スニペット1:クラスの定義とインスタンス化
jshell> class Animal {
...> }
| created class Animal
jshell> Animal dog = new Animal();
dog ==> Animal@73846619
続くコードでは、2つの新しいAnimalオブジェクトがヒープ上に作成され、それぞれのメモリ位置(参照)が参照変数dogとcatに格納されます。Javaではすべてのクラスが参照型であり、プリミティブ型以外のインスタンス(オブジェクト)はすべてヒープに格納されます。そして、オブジェクトへの参照だけが、dogやcatのような参照変数に保持される仕組みになっています。
スニペット2:複数オブジェクトの生成
jshell> class Animal {
...> int id;
...> public Animal(int id) {
...> this.id = id;
...> }
...> }
| created class Animal
jshell> Animal dog = new Animal(10);
dog ==> Animal@6adede5
jshell> Animal cat = new Animal(20);
cat ==> Animal@5025a98f
プリミティブ型との違い:値はそのままコピーされる
一方、プリミティブ型の場合は挙動が異なります。以下のコードでは、「j = i」を実行すると、iの値そのものがjにコピーされます。その後、jの値を変更しても、iには一切影響しません。
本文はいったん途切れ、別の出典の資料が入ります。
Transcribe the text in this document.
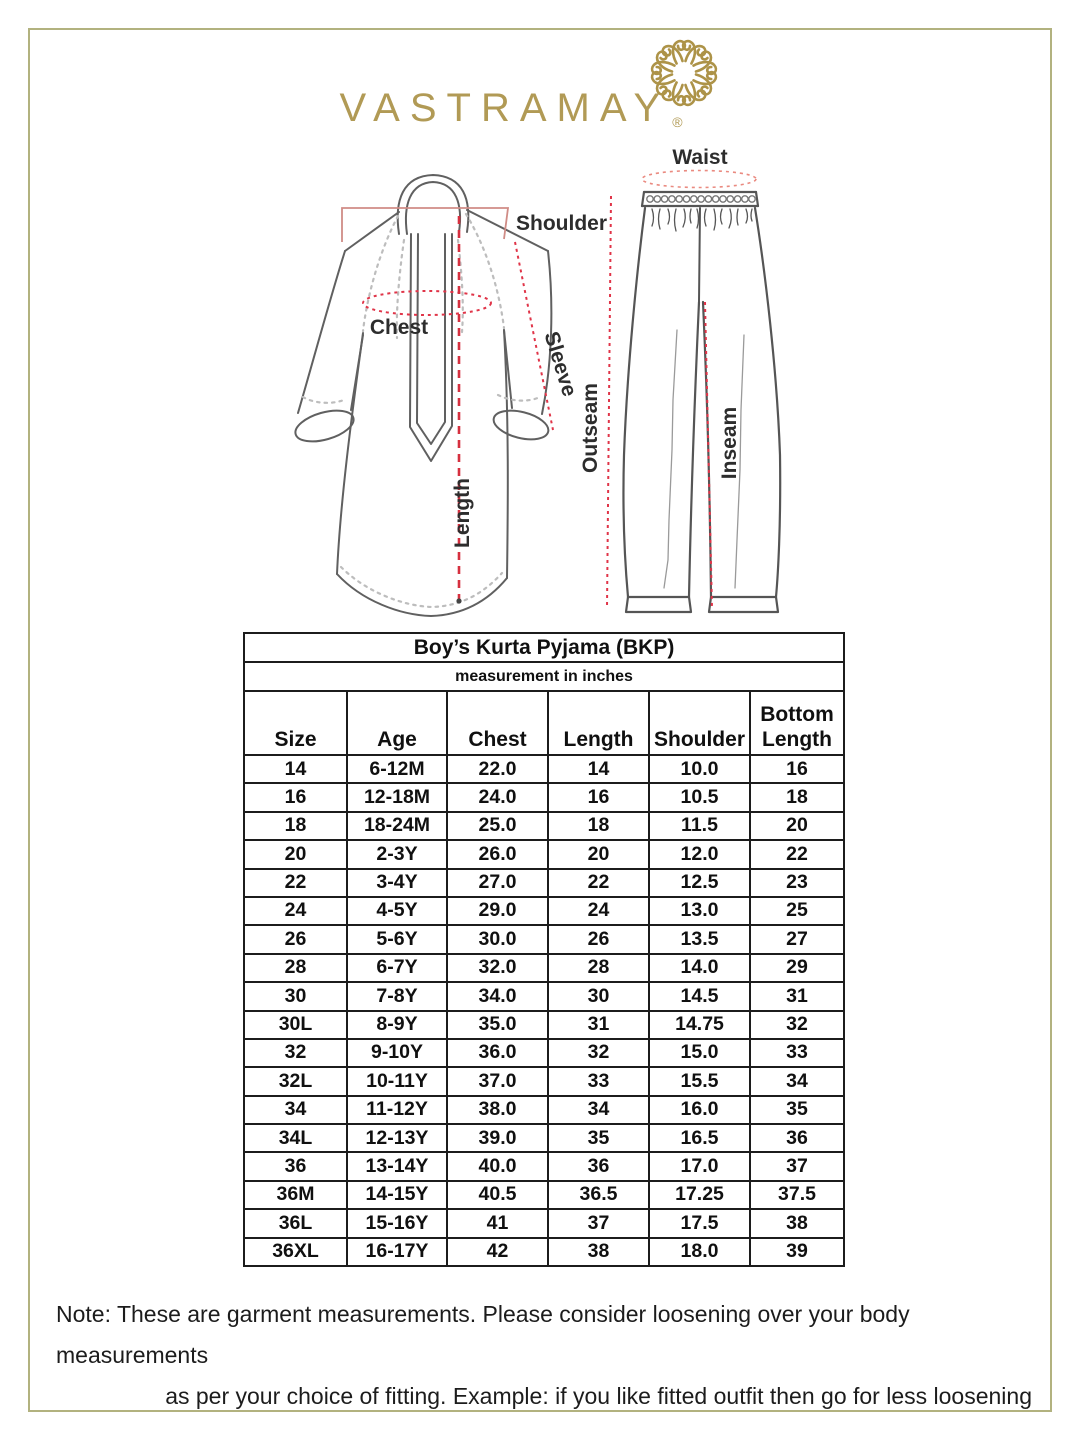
VASTRAMAY ®
Waist
Shoulder
Chest
Sleeve
Length
Outseam	Inseam
Boy’s Kurta Pyjama (BKP)					
measurement in inches					
Size	Age	Chest	Length	Shoulder	Bottom Length
14	6-12M	22.0	14	10.0	16
16	12-18M	24.0	16	10.5	18
18	18-24M	25.0	18	11.5	20
20	2-3Y	26.0	20	12.0	22
22	3-4Y	27.0	22	12.5	23
24	4-5Y	29.0	24	13.0	25
26	5-6Y	30.0	26	13.5	27
28	6-7Y	32.0	28	14.0	29
30	7-8Y	34.0	30	14.5	31
30L	8-9Y	35.0	31	14.75	32
32	9-10Y	36.0	32	15.0	33
32L	10-11Y	37.0	33	15.5	34
34	11-12Y	38.0	34	16.0	35
34L	12-13Y	39.0	35	16.5	36
36	13-14Y	40.0	36	17.0	37
36M	14-15Y	40.5	36.5	17.25	37.5
36L	15-16Y	41	37	17.5	38
36XL	16-17Y	42	38	18.0	39
Note: These are garment measurements. Please consider loosening over your body measurements
as per your choice of fitting. Example: if you like fitted outfit then go for less loosening
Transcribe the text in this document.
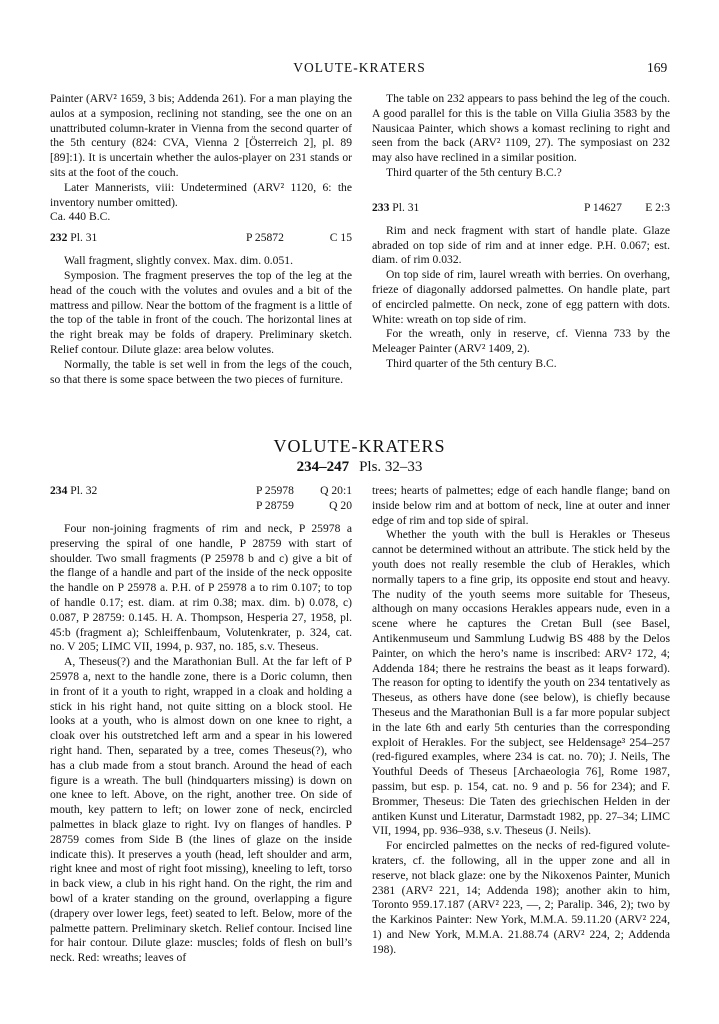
VOLUTE-KRATERS	169

Painter (ARV² 1659, 3 bis; Addenda 261). For a man playing the aulos at a symposion, reclining not standing, see the one on an unattributed column-krater in Vienna from the second quarter of the 5th century (824: CVA, Vienna 2 [Österreich 2], pl. 89 [89]:1). It is uncertain whether the aulos-player on 231 stands or sits at the foot of the couch.

Later Mannerists, viii: Undetermined (ARV² 1120, 6: the inventory number omitted).

Ca. 440 B.C.

232 Pl. 31	P 25872	C 15

Wall fragment, slightly convex. Max. dim. 0.051.

Symposion. The fragment preserves the top of the leg at the head of the couch with the volutes and ovules and a bit of the mattress and pillow. Near the bottom of the fragment is a little of the top of the table in front of the couch. The horizontal lines at the right break may be folds of drapery. Preliminary sketch. Relief contour. Dilute glaze: area below volutes.

Normally, the table is set well in from the legs of the couch, so that there is some space between the two pieces of furniture.

The table on 232 appears to pass behind the leg of the couch. A good parallel for this is the table on Villa Giulia 3583 by the Nausicaa Painter, which shows a komast reclining to right and seen from the back (ARV² 1109, 27). The symposiast on 232 may also have reclined in a similar position.

Third quarter of the 5th century B.C.?

233 Pl. 31	P 14627 E 2:3

Rim and neck fragment with start of handle plate. Glaze abraded on top side of rim and at inner edge. P.H. 0.067; est. diam. of rim 0.032.

On top side of rim, laurel wreath with berries. On overhang, frieze of diagonally addorsed palmettes. On handle plate, part of encircled palmette. On neck, zone of egg pattern with dots. White: wreath on top side of rim.

For the wreath, only in reserve, cf. Vienna 733 by the Meleager Painter (ARV² 1409, 2).

Third quarter of the 5th century B.C.

VOLUTE-KRATERS
234–247 Pls. 32–33
234 Pl. 32	P 25978 Q 20:1
P 28759	Q 20

Four non-joining fragments of rim and neck, P 25978 a preserving the spiral of one handle, P 28759 with start of shoulder. Two small fragments (P 25978 b and c) give a bit of the flange of a handle and part of the inside of the neck opposite the handle on P 25978 a. P.H. of P 25978 a to rim 0.107; to top of handle 0.17; est. diam. at rim 0.38; max. dim. b) 0.078, c) 0.087, P 28759: 0.145. H. A. Thompson, Hesperia 27, 1958, pl. 45:b (fragment a); Schleiffenbaum, Volutenkrater, p. 324, cat. no. V 205; LIMC VII, 1994, p. 937, no. 185, s.v. Theseus.

A, Theseus(?) and the Marathonian Bull. At the far left of P 25978 a, next to the handle zone, there is a Doric column, then in front of it a youth to right, wrapped in a cloak and holding a stick in his right hand, not quite sitting on a block stool. He looks at a youth, who is almost down on one knee to right, a cloak over his outstretched left arm and a spear in his lowered right hand. Then, separated by a tree, comes Theseus(?), who has a club made from a stout branch. Around the head of each figure is a wreath. The bull (hindquarters missing) is down on one knee to left. Above, on the right, another tree. On side of mouth, key pattern to left; on lower zone of neck, encircled palmettes in black glaze to right. Ivy on flanges of handles. P 28759 comes from Side B (the lines of glaze on the inside indicate this). It preserves a youth (head, left shoulder and arm, right knee and most of right foot missing), kneeling to left, torso in back view, a club in his right hand. On the right, the rim and bowl of a krater standing on the ground, overlapping a figure (drapery over lower legs, feet) seated to left. Below, more of the palmette pattern. Preliminary sketch. Relief contour. Incised line for hair contour. Dilute glaze: muscles; folds of flesh on bull’s neck. Red: wreaths; leaves of

trees; hearts of palmettes; edge of each handle flange; band on inside below rim and at bottom of neck, line at outer and inner edge of rim and top side of spiral.

Whether the youth with the bull is Herakles or Theseus cannot be determined without an attribute. The stick held by the youth does not really resemble the club of Herakles, which normally tapers to a fine grip, its opposite end stout and heavy. The nudity of the youth seems more suitable for Theseus, although on many occasions Herakles appears nude, even in a scene where he captures the Cretan Bull (see Basel, Antikenmuseum und Sammlung Ludwig BS 488 by the Delos Painter, on which the hero’s name is inscribed: ARV² 172, 4; Addenda 184; there he restrains the beast as it leaps forward). The reason for opting to identify the youth on 234 tentatively as Theseus, as others have done (see below), is chiefly because Theseus and the Marathonian Bull is a far more popular subject in the late 6th and early 5th centuries than the corresponding exploit of Herakles. For the subject, see Heldensage³ 254–257 (red-figured examples, where 234 is cat. no. 70); J. Neils, The Youthful Deeds of Theseus [Archaeologia 76], Rome 1987, passim, but esp. p. 154, cat. no. 9 and p. 56 for 234); and F. Brommer, Theseus: Die Taten des griechischen Helden in der antiken Kunst und Literatur, Darmstadt 1982, pp. 27–34; LIMC VII, 1994, pp. 936–938, s.v. Theseus (J. Neils).

For encircled palmettes on the necks of red-figured volute-kraters, cf. the following, all in the upper zone and all in reserve, not black glaze: one by the Nikoxenos Painter, Munich 2381 (ARV² 221, 14; Addenda 198); another akin to him, Toronto 959.17.187 (ARV² 223, —, 2; Paralip. 346, 2); two by the Karkinos Painter: New York, M.M.A. 59.11.20 (ARV² 224, 1) and New York, M.M.A. 21.88.74 (ARV² 224, 2; Addenda 198).
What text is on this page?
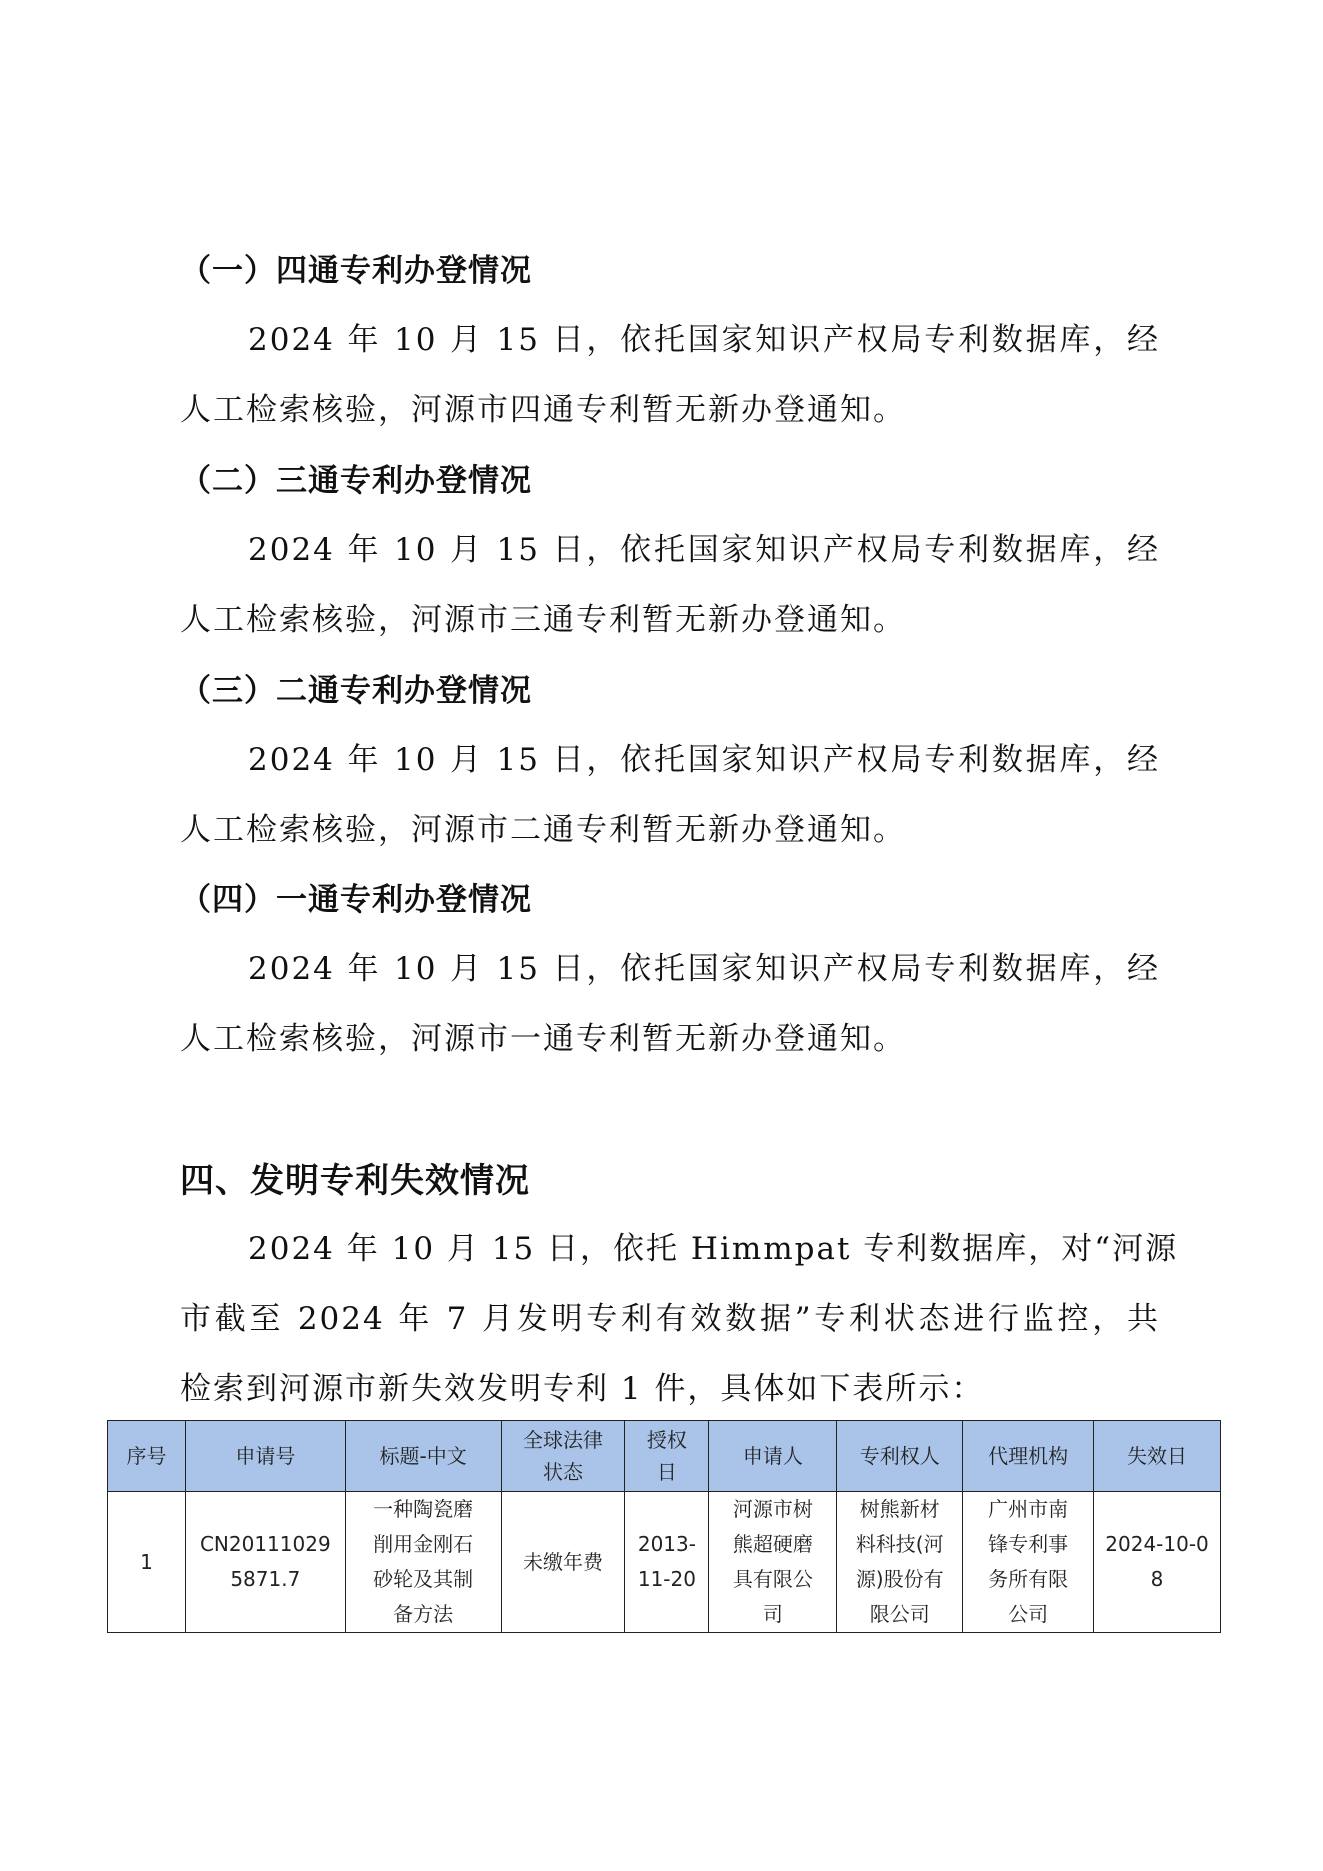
（一）四通专利办登情况
2024 年 10 月 15 日，依托国家知识产权局专利数据库，经
人工检索核验，河源市四通专利暂无新办登通知。
（二）三通专利办登情况
2024 年 10 月 15 日，依托国家知识产权局专利数据库，经
人工检索核验，河源市三通专利暂无新办登通知。
（三）二通专利办登情况
2024 年 10 月 15 日，依托国家知识产权局专利数据库，经
人工检索核验，河源市二通专利暂无新办登通知。
（四）一通专利办登情况
2024 年 10 月 15 日，依托国家知识产权局专利数据库，经
人工检索核验，河源市一通专利暂无新办登通知。
四、发明专利失效情况
2024 年 10 月 15 日，依托 Himmpat 专利数据库，对“河源
市截至 2024 年 7 月发明专利有效数据”专利状态进行监控，共
检索到河源市新失效发明专利 1 件，具体如下表所示：
序号	申请号	标题-中文	全球法律状态	授权日	申请人	专利权人	代理机构	失效日
1	CN201110295871.7	一种陶瓷磨削用金刚石砂轮及其制备方法	未缴年费	2013-11-20	河源市树熊超硬磨具有限公司	树熊新材料科技(河源)股份有限公司	广州市南锋专利事务所有限公司	2024-10-08
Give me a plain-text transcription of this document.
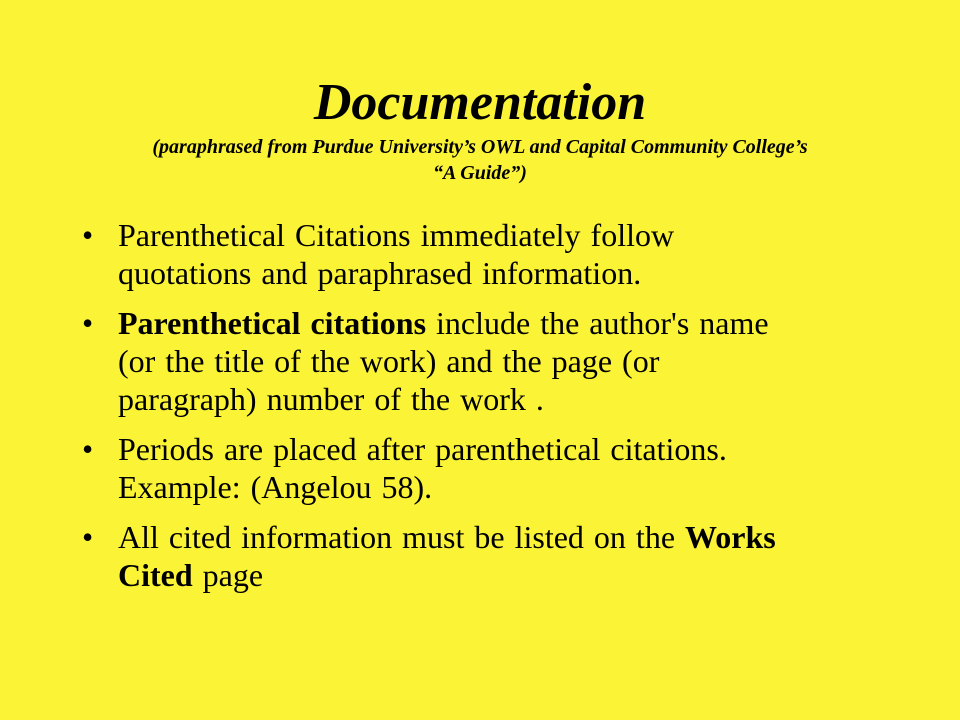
Documentation

(paraphrased from Purdue University’s OWL and Capital Community College’s
“A Guide”)

• Parenthetical Citations immediately follow
quotations and paraphrased information.
• Parenthetical citations include the author's name
(or the title of the work) and the page (or
paragraph) number of the work .
• Periods are placed after parenthetical citations.
Example: (Angelou 58).
• All cited information must be listed on the Works
Cited page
また、比較も値同士で行われるため、両者が同じ値を持っていれば「==」による比較はtrueを返します。
スニペット3:プリミティブ型の代入と比較
jshell> int i = 5; i ==> 5 jshell> int j; j ==> 0 jshell> j = i; j ==> 5 jshell> j = 10; j ==> 10 jshell> i; i ==> 5 jshell> i == j; $11 ==> false jshell> j = 5; j ==> 5 jshell> i == j; $13 ==> true
まとめ
このように、JShellを活用すれば、参照型とプリミティブ型の動作の違いを手軽に確認できます。参照型の変数が保持しているのはオブジェクトへの参照(アドレス)であり、実体はヒープ上に存在します。一方、プリミティブ型の変数は値そのものを直接保持します。この違いを正しく理解することは、Javaのメモリ管理や、==演算子とequalsメソッドの使い分けなど、オブジェクトの等価性を扱ううえで非常に重要な基礎知識となります。